Tribhuvan University staff were beaten and arrested Monday for a protest to demand that the government appoint a vice-chancellor and other senior officials. The posts have been empty since April.

On Monday, human rights activists demanded the government implement the report of a commission formed to probe those responsible for suppressing April’s ‘people’s movement’, in which nearly two dozen people were killed or mortally wounded by security forces. It recommended action against 202 people, including King Gyanendra, former government ministers and security officials.

“Implementation of the report will help check the existing impunity in society and make the government answerable to the people,” said Harihar Birahi of the Joint Forum for Peace and Human Rights. He warned that ignoring the recommendations could fuel autocratic forces trying to destabilise the new government, reported local media.

Such forces are more powerful than external players, such as the United States and India, which are lobbying to keep the Maoists out of government, said Karki. “There are royalists in all the political parties. If there’s a power vacuum, if the elections don’t happen on time, the people will not have legitimate representatives.
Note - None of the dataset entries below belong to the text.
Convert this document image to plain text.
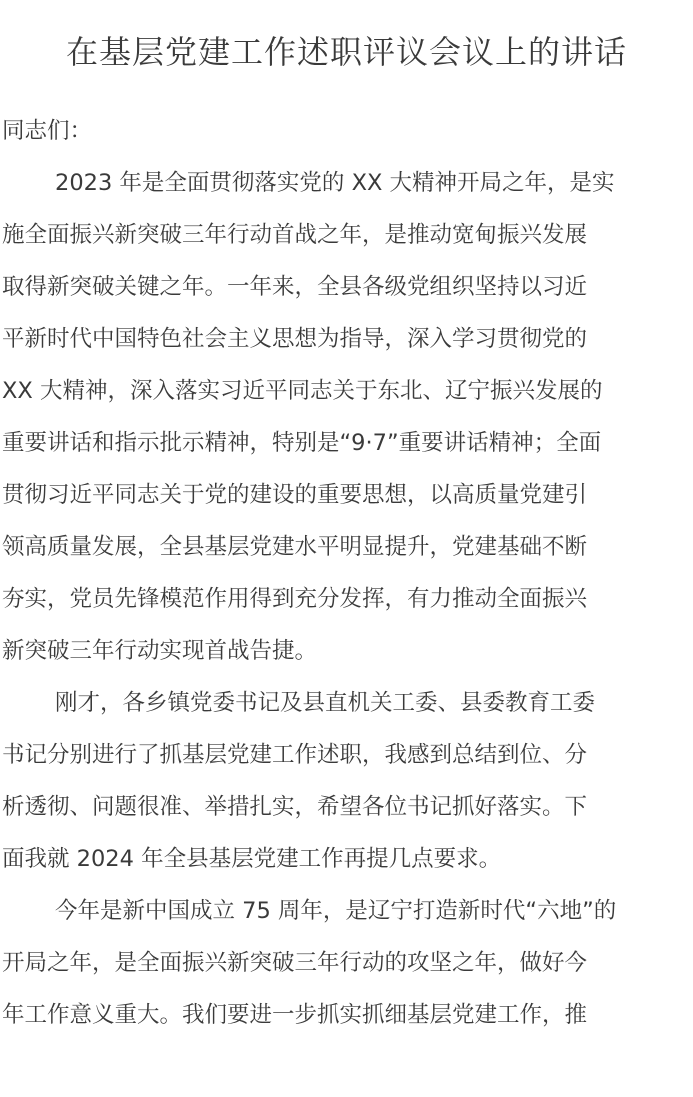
在基层党建工作述职评议会议上的讲话
同志们：
2023 年是全面贯彻落实党的 XX 大精神开局之年，是实
施全面振兴新突破三年行动首战之年，是推动宽甸振兴发展
取得新突破关键之年。一年来，全县各级党组织坚持以习近
平新时代中国特色社会主义思想为指导，深入学习贯彻党的
XX 大精神，深入落实习近平同志关于东北、辽宁振兴发展的
重要讲话和指示批示精神，特别是“9·7”重要讲话精神；全面
贯彻习近平同志关于党的建设的重要思想，以高质量党建引
领高质量发展，全县基层党建水平明显提升，党建基础不断
夯实，党员先锋模范作用得到充分发挥，有力推动全面振兴
新突破三年行动实现首战告捷。
刚才，各乡镇党委书记及县直机关工委、县委教育工委
书记分别进行了抓基层党建工作述职，我感到总结到位、分
析透彻、问题很准、举措扎实，希望各位书记抓好落实。下
面我就 2024 年全县基层党建工作再提几点要求。
今年是新中国成立 75 周年，是辽宁打造新时代“六地”的
开局之年，是全面振兴新突破三年行动的攻坚之年，做好今
年工作意义重大。我们要进一步抓实抓细基层党建工作，推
It will destabilise democratic forces and the people might think ‘maybe the king is the best option’.”

Civil society groups were the first to violate anti-assembly laws enacted by the royal regime after King Gyanendra fired his handpicked prime minister and seized power Feb. 1, 2005. But today they are ignored by the government, according to Karki. “They created the interim constitution, with many flaws, but never thought to consult civil society before they signed it – that has really created a gulf between us.”